Interventions:
The interventions were clearly reported. They appear to have been relevant strategies in the authors' setting, as they had been included in randomised controlled trials and their cost-effectiveness had been evaluated in other settings. It was not clear if other relevant drugs were available and could have been considered in this analysis.
Effectiveness/benefits:
The clinical data on the efficacy of treatment were from a published randomised controlled trial and this design is generally considered to be a valid source of evidence. The full details of the trial were published elsewhere, but the authors provided some information, including the number of patients and the length of follow-up. From these details, the trial appears to have been of high quality, but to fully assess it the original publication would be required. The use of QALYs was appropriate as they capture the impact of the intervention on quality and length of life.

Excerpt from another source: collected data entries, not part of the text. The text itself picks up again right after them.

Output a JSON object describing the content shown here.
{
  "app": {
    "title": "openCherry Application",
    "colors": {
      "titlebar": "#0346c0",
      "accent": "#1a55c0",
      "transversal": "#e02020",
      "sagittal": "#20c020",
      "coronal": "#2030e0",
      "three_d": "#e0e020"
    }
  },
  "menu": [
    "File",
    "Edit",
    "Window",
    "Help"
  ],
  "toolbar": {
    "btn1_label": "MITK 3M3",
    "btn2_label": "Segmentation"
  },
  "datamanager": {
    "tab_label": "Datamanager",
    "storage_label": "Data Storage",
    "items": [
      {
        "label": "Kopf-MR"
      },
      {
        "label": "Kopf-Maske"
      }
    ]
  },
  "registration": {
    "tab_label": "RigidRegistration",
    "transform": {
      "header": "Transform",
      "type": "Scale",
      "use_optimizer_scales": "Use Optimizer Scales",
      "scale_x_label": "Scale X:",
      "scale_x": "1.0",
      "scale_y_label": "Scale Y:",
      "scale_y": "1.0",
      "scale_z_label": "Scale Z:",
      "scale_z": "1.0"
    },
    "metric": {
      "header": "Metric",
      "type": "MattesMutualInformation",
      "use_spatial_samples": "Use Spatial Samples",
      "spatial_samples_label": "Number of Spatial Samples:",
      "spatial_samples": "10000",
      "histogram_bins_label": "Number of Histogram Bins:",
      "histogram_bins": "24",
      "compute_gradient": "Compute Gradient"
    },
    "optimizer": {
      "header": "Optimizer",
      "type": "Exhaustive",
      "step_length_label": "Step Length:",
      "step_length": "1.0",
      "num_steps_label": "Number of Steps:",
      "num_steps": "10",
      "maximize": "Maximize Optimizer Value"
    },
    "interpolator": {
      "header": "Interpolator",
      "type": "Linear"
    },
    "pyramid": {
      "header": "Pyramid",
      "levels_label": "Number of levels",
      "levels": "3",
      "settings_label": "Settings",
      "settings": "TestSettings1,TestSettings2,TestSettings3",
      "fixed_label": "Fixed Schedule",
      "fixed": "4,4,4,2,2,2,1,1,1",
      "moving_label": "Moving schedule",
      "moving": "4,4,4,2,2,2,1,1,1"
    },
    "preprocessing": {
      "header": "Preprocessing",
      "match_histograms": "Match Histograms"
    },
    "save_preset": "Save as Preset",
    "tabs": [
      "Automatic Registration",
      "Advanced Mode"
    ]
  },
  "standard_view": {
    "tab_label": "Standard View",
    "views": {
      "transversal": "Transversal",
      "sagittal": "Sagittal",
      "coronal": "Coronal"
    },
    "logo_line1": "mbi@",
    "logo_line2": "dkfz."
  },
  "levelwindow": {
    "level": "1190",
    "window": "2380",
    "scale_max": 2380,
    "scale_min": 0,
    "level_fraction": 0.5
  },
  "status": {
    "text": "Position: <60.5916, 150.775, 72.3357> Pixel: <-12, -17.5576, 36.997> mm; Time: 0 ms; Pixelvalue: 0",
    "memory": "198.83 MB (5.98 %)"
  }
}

Some information on the derivation of the utility scores was provided.
Costs:
The costs relevant to the Ministry of Health perspective appear to have been included. In general, the cost analysis was poorly reported, with the total costs associated with treatment and those of each complication, with its frequency, provided, rather than the unit costs and no further resource use data. Other adjustments including discounting and the price year were reported and appear to have been appropriate.
Analysis and results:
An incremental analysis was performed, and the full results were presented. The results of the sensitivity analysis were also clearly reported and discussed. Given that total, rather than unit, costs were reported, it might be difficult to generalise the results to other settings. The authors acknowledged some limitations to their analysis.
Concluding remarks:
There were some limitations to the reporting, especially concerning the costs, and the authors' conclusions should be regarded with caution.